PyCogent (http://pycogent.sourceforge.net) has parsers in place for
the NCBI taxonomy and provides rich objects for the structure.
Unfortunately, the documentation on that is a bit light right now.
PyCogent is the main dependency for QIIME and is included in the
virtual machine.
Here is quick summary on how to get started, I can provide further
notes tomorrow (not on my main machine right now...). You'll need to
download nodes.dmp and names.dmp from the NCBI. The method to look at
is cogent.parse.ncbi_taxonomy.NcbiTaxonomyFromFiles and will return
the root node of the NCBI taxonomy
-Daniel
1) BLAST sequences against your favorite NCBI db
2) obtain accessions from the best hits
3) use 'fastacmd' with the '-T' option to get back taxonomic information (NCBI taxon ids)
4) run through the NCBI taxonomy pulling out rank information for each of your NCBI taxon ids
...this would allow you to produce a file that maps your IDs to the NCBI taxonomy.
Hope this helps!
-Daniel
I am trying to pythonize our workflow for insertion into any suitable existing package (I currently use both, QIIME and metAMOS), and one of the things I worry about is taxonomy.

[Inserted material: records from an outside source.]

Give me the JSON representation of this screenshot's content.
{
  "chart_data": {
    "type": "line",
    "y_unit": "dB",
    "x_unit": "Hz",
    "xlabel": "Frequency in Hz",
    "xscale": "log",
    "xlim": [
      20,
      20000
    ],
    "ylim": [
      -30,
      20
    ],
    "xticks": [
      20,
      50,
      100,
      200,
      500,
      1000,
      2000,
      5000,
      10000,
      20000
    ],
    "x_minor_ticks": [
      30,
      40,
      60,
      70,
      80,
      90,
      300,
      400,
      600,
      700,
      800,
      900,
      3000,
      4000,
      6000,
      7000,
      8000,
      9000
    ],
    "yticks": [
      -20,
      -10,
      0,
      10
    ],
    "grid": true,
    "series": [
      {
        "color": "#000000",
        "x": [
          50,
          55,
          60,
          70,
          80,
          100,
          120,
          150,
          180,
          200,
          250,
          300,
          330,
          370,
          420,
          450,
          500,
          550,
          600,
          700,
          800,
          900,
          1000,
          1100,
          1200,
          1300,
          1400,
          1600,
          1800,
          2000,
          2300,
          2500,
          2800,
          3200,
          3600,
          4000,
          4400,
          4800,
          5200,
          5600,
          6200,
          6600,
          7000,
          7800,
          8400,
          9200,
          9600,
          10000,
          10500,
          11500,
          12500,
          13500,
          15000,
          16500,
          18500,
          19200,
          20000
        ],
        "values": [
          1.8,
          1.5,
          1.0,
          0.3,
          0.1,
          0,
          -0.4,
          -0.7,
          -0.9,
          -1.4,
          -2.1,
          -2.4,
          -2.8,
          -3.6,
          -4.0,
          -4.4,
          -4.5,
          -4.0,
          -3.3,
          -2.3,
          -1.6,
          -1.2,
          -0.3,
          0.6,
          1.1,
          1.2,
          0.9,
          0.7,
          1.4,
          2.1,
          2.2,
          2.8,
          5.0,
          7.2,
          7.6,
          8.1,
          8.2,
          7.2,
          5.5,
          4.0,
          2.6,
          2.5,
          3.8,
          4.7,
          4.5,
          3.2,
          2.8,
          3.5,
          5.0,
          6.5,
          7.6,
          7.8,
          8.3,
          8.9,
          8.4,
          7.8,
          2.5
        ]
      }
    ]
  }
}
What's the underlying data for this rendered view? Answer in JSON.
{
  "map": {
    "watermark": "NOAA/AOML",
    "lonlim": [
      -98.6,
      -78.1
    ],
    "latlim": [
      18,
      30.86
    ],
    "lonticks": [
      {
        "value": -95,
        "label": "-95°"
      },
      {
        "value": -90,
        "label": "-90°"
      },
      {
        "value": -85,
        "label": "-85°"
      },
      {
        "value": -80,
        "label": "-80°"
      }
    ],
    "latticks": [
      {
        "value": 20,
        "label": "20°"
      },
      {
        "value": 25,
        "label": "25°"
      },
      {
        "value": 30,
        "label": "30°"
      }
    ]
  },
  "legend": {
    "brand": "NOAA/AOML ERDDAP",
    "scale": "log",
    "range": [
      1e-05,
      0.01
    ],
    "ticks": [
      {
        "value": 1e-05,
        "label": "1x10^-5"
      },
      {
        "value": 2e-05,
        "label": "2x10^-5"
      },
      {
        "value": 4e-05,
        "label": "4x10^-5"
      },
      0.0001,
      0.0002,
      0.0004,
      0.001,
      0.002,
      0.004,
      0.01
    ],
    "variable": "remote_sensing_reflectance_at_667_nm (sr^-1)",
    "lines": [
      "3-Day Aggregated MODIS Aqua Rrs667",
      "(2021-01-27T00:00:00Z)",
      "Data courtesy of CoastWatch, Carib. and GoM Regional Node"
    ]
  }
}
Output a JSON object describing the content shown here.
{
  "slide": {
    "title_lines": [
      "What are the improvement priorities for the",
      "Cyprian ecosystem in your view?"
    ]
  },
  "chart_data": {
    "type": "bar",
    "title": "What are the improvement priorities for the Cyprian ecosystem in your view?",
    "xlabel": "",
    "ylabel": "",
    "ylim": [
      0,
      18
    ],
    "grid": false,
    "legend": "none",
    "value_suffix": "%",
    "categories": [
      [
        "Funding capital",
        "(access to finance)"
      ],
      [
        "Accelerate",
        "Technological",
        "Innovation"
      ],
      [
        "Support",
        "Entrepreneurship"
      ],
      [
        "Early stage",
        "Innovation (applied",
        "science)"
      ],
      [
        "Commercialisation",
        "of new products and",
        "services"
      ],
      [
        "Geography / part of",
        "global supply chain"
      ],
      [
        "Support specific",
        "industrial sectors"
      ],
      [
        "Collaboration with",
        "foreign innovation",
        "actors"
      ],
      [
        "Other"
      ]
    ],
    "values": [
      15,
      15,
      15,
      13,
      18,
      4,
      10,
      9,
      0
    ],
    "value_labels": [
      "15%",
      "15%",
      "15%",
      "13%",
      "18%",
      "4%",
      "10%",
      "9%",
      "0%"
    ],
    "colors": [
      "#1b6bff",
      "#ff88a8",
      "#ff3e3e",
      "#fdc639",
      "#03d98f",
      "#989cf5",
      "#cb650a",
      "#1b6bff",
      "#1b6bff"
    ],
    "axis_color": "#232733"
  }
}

This is a very simple and fast solution I came up with using python:
- first I extract the scientific names from names.dmp,
- then process all tax-id,name pairs into a dictionary
- next, I process nodes.dmp tax-id, parent pairs into a second dictionary
- finally I generate the taxonomy:
-- for each key in the tax-id,name dictionary
--- lookup the hierarchy of parents and store in a stack
--- print the tax-id, the parents stack and the name
- as a bonus I also generate a sorted taxonomy file
Using the same approach it is trivial now to process the GI:tax-id file:
- load taxonomy.txt (tax-id:tax-hierarchy pairs) into a dictionary
- for each line in the GI:tax-id file
-- look up the hierarchy of the associated tax.id
-- write the GI and the tax-hierarchy
Once you have that one, then it is trivial to process any file with GIs
- load GI:tax-hierarchy file in a dictionary
- for each line in the target file
-- extract the GI
-- lookup the GI associated tax-hierarchy
-- assign and do whatever.
If there is interest in the corresponding draft programs, I may upload them. The approach is simple and fast enough to process all genbank IDs and assign them a taxonomy in a reasonable time (330965563 lines in gi_taxid_nucl.dmp take about 1m 58s over an NFS mounted filesystem)
BTW, no SQL database involved or any other such trick. Just trivial python scripts.